La Seconda Guerra Mondiale e la fine della guerra
Come il New Deal, la Seconda Guerra Mondiale ebbe un impatto enorme sui nativi delle Pianure. Migliaia di persone prestarono servizio nelle forze armate degli Stati Uniti e del Canada, e le attività belliche favorirono le opportunità economiche. I Sioux, ad esempio, aiutarono a costruire installazioni militari nelle Pianure del Nord. In altri casi, i nativi migrarono verso le regioni urbane per lavorare nelle industrie belliche, una migrazione che è proseguita in una certa misura da allora. In Canada, molti nativi che prestarono servizio durante la Seconda Guerra Mondiale acquisirono la cittadinanza e i diritti politici, il che diede loro maggiori mezzi per lottare per i diritti religiosi e per migliori programmi di istruzione, alloggio e salute. Molti di questi sforzi ebbero successo con l’Indian Act del 1951, che concesse agli autoctoni una maggiore libertà di praticare cerimonie religiose e culturali e il diritto di raccogliere fondi politici e consumare alcolici al di fuori delle riserve.
Nel 1946, il Congresso approvò l’Indian Claims Commission Act, che creò la Commissione per le rivendicazioni dei nativi. Grazie alla commissione, i nativi americani potevano ottenere dal governo federale un risarcimento per i maltrattamenti passati, come le violazioni dei trattati e i sequestri di terre. Molti gruppi nativi delle Pianure presentarono rivendicazioni alla commissione. I Pawnee, ad esempio, ricevettero 7,3 milioni di dollari dalla Commissione per le rivendicazioni dei nativi nel 1962 in riconoscimento dei pagamenti precedenti “irragionevolmente bassi” per le loro terre.
La Commissione per le rivendicazioni dei nativi, tuttavia, era anche un meccanismo per eliminare l’arretrato delle rivendicazioni dei nativi come preludio alla rottura dell’obbligo federale verso le tribù. Il successo che i nativi avevano riscontrato durante la Seconda Guerra Mondiale, insieme al loro desiderio di ridurre le spese federali e promuovere l’unità nazionale durante la Guerra Fredda, convinsero molte persone che i nativi non avessero più bisogno di una “tutela”. Queste opinioni produssero la politica di “terminazione” tra il 1953 e l’inizio degli anni ’60. La terminazione mirava a porre fine all’idoneità dei nativi a determinati servizi federali e ad abolire lo status di tutela federale delle terre native. Quest’ultima misura avrebbe assoggettato le riserve alle leggi statali, alle tasse statali e ad altre forze che avrebbero probabilmente eroso e distrutto lo status culturale distinto dei nativi americani. Una tribù delle Pianure, i Ponca del Nord, fu dichiarata terminata. Il governo federale finanziò anche un programma di ricollocamento volontario per incoraggiare i nativi a trasferirsi in regioni urbane, come Denver, dove avrebbero presumibilmente avuto maggiori opportunità di lavoro e si sarebbero assimilati più facilmente.

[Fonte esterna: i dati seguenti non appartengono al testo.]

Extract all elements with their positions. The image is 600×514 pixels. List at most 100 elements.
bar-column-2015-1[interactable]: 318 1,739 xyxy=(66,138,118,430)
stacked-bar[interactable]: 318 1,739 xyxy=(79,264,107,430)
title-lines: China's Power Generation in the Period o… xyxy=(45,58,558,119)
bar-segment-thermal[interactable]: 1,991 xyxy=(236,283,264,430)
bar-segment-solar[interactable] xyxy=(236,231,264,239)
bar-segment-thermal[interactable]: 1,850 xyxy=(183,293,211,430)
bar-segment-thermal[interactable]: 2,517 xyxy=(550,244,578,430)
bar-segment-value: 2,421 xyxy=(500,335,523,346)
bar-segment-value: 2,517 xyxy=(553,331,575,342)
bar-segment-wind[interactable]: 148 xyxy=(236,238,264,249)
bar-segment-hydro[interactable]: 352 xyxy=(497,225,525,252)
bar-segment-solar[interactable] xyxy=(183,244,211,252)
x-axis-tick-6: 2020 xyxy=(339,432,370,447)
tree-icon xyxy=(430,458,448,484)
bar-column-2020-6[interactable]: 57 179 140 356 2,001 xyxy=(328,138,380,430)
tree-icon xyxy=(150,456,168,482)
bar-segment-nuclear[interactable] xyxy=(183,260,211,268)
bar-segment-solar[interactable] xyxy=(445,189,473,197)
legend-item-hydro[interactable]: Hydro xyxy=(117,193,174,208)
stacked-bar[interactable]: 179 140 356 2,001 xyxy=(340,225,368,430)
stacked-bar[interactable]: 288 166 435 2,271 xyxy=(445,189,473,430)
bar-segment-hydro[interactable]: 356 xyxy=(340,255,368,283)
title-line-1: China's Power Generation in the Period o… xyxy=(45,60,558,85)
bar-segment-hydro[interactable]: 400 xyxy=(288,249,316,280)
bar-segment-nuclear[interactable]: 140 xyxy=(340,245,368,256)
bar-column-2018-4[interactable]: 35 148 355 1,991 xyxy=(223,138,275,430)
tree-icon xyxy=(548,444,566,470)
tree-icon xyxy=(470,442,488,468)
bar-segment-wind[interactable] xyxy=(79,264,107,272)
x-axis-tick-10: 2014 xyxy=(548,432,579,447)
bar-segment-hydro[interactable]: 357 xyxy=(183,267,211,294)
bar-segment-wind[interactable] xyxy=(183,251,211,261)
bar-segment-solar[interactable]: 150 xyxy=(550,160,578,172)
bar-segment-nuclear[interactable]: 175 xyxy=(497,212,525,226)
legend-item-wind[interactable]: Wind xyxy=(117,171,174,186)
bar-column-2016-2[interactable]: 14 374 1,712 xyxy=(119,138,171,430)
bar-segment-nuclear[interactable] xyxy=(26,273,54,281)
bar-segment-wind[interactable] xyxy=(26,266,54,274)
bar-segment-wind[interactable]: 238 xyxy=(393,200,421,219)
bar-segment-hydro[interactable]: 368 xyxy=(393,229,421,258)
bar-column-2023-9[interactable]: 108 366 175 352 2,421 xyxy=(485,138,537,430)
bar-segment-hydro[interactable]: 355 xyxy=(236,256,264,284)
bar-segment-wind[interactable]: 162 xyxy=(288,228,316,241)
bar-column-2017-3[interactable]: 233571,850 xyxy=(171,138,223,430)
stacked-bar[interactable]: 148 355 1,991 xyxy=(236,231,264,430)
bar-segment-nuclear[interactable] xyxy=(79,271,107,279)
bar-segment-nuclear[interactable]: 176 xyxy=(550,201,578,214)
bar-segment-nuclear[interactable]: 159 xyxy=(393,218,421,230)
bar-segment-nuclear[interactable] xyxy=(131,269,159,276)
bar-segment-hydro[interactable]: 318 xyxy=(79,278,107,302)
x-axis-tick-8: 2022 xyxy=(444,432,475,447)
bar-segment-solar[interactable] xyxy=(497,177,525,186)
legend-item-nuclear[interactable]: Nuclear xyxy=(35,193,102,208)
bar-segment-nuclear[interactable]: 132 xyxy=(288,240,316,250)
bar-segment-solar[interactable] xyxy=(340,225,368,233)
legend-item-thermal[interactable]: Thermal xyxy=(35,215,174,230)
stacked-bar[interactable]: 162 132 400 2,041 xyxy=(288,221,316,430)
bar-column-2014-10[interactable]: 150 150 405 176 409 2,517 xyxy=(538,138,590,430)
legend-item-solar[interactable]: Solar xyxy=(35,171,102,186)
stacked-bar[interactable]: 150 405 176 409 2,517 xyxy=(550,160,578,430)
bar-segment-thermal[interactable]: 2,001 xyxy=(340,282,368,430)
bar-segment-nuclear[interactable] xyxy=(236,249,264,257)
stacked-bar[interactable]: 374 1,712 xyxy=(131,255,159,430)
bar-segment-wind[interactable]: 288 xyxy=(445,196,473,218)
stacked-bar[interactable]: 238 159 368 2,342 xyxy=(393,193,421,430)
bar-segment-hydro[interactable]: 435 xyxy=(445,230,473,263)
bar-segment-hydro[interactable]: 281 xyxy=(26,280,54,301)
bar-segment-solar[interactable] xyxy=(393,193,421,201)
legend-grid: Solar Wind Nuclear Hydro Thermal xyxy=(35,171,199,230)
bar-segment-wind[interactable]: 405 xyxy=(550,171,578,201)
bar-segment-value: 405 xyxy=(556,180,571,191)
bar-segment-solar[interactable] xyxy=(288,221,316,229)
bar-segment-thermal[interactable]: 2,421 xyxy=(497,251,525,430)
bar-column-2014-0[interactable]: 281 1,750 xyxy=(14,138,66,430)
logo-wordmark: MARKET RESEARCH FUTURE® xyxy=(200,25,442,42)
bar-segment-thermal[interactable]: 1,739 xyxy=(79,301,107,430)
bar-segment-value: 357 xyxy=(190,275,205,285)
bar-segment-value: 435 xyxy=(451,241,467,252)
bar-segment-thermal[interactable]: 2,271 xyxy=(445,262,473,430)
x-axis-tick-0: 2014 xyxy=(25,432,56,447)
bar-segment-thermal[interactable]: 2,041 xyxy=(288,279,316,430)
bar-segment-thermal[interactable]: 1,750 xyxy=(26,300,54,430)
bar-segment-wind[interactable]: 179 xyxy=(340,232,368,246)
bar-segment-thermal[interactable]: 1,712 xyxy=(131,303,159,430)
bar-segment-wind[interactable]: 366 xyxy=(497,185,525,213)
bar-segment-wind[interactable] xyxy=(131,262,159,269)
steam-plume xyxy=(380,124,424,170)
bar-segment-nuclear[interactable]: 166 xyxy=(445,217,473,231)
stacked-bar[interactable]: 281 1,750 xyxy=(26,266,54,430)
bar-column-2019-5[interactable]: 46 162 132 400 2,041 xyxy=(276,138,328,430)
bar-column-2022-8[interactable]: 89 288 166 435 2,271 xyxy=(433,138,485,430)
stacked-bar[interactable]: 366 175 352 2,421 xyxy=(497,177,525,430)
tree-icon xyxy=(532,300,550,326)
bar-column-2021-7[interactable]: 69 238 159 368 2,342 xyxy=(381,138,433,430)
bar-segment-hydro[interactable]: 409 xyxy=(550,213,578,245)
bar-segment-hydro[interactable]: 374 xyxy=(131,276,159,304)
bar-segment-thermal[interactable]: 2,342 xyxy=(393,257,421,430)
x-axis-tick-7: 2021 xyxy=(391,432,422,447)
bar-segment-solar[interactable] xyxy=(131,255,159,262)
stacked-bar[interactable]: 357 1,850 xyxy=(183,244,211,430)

In un certo senso, il ricollocamento nelle aree urbane potrebbe essere considerato come un rinnovamento dell’antica strategia di mobilità fisica dei nativi delle Pianure. I risultati del ricollocamento si rivelarono spesso contrastanti, tuttavia. Fino al 40% dei ricollocati tornò alla fine nella propria comunità di origine. La vita urbana causò o esacerbò mali come l’alcolismo, la violenza coniugale e la povertà. Tuttavia, alcuni ricollocati trovarono lavoro e l’interazione tra persone di diverse tribù contribuì a favorire una coscienza “pan-Pianure” e “pan-indiana”.